Information technology in the retail industry is crucial. It simplifies administration and enhances the service for shoppers.
Customer details and loyalty programmes, advertising, company data and accounting are handled through it.
Yet these benefits can easily backfire, says Ash.
He says leaving technology unsecure could risk pricing plans, business strategies and intellectual property being stolen.
“If you lose the trust of your customers, if your IP is stolen or company data is breached, you won’t stay in business very long,” he says.
“Conversely, if you invest in good security practices, customers and staff can have confidence that you are looking after their information.”
Customers’ personal information is especially of interest to hackers.
High-profile data breaches in the United States have demonstrated just how much destruction cyber criminals can cause if they get hold of it.
A 2013 attack on the US chain Target’s point-of-sale system resulted in the details of 40 million credit cards being stolen.
Some of the repercussions of the hack included Target’s profits falling 46 percent while the company battled multiple lawsuits against banks and customers.
The damage control was estimated all up to cost $US61 million.
Localising the threats
Though our geographical isolation at the bottom of the world may give Kiwi business owners a false sense of comfort, Ash says cyber attacks are happening to retailers here too.
“Unfortunately the nature of internet technology and online payment systems means that the New Zealand retail sector is not immune to this threat,” he says.
Research by Vodafone in 2014 found that 56 percent of New Zealand businesses claimed to have been attacked at least once per year. Small businesses were also found to be the target of 30 percent of online attacks.
Ash says Kiwis tend to be a trusting bunch when it comes to cyber security.
He says they don’t realise how useful cyber criminals find personal or company information, which may explain why many people don’t secure their work devices.
Connect Smart research from April 2014 found that 56 percent of Kiwis don’t have a password on their work iPhone or tablet, and 48 percent don’t have a password on their work smartphone.
Vodafone research also recently found that 83 percent of lost iPhones compromised business data, showing how important it is for staff to have privacy training.
Safeguarding your business
“The best way to overcome this is by building a culture of good security practices where everyone understands they have a role to play in protecting the information of the business,” Ash says.
He says business owners should think about their vulnerabilities, such as how their staff handle sensitive data and the way they use different mobile devices and USB drives.
Staff privacy training is also important, he says, as social media and internet privacy can be compromised both inside and outside of a work context.
As for actions that can be taken by individual staff members, he says it’s important to secure all devices so your smartphone or tablet is as safe as your computer.

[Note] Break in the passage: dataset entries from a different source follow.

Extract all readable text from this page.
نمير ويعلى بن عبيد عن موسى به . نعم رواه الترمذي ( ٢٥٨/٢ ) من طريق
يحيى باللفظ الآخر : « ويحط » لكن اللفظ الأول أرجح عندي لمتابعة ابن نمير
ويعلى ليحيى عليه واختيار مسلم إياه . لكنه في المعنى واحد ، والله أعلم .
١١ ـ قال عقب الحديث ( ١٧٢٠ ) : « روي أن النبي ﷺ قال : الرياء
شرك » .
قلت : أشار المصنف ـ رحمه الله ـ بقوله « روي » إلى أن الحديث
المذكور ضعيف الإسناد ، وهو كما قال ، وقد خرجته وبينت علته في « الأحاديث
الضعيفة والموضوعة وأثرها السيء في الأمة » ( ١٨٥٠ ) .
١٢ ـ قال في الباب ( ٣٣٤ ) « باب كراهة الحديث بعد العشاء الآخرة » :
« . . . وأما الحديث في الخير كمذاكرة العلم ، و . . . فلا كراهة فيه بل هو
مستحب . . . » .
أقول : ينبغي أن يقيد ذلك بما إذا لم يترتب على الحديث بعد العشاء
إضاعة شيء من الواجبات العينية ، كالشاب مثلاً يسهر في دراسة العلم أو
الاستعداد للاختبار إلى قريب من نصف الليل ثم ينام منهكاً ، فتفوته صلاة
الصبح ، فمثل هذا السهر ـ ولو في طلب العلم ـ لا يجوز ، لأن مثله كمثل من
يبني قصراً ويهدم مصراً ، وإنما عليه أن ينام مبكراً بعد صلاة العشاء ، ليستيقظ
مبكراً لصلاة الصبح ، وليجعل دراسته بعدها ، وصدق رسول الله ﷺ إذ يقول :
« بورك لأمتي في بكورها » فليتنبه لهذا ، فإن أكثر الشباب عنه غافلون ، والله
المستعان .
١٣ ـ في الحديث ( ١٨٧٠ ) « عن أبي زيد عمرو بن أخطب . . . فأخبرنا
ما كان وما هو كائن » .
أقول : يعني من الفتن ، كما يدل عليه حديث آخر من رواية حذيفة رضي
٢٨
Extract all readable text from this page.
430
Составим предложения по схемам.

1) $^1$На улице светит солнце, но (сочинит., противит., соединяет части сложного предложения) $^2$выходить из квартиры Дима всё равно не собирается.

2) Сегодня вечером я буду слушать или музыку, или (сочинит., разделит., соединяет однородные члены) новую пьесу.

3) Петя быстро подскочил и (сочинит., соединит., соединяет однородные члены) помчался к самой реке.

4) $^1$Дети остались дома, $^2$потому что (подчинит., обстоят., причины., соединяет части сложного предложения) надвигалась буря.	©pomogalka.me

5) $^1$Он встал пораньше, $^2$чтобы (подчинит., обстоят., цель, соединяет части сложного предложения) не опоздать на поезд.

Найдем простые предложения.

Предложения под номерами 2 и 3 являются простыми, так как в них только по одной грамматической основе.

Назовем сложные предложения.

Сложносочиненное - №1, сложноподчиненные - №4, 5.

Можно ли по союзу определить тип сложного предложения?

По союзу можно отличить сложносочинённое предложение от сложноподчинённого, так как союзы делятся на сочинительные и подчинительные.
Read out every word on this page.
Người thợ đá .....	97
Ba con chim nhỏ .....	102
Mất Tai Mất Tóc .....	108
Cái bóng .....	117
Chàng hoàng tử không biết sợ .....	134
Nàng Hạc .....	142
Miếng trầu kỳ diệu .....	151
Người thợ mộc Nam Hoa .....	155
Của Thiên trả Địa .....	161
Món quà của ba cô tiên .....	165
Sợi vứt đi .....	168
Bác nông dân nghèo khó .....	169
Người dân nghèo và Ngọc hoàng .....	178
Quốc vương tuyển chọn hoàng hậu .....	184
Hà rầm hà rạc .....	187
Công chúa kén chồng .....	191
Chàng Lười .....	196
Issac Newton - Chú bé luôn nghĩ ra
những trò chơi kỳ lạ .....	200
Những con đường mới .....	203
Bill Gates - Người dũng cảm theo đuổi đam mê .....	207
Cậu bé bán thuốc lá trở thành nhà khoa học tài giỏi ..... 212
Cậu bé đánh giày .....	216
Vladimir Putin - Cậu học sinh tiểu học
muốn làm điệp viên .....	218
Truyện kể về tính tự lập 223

“Protecting yourself also protects friends, family and work. Having your personal information compromised is more than an inconvenience and can have major consequences for you and everybody you know,” he says.
Ash says in 2015, SMEs should be on the lookout for reports about what’s going on in the cyber crime world and thinking about how it might affect their business.
Connect Smart is an initiative by the government’s national cyber policy office that promotes ways for individuals and businesses to protect themselves online.
For retailers, Connect Smart has worked with Vodafone to produce a SME toolkit that determines whether your business is vulnerable and what to do about it.
This involves a four-step process, where SME owners can assess their cyber security, develop a cyber security policy and an incident management plan, and review and update network security systems.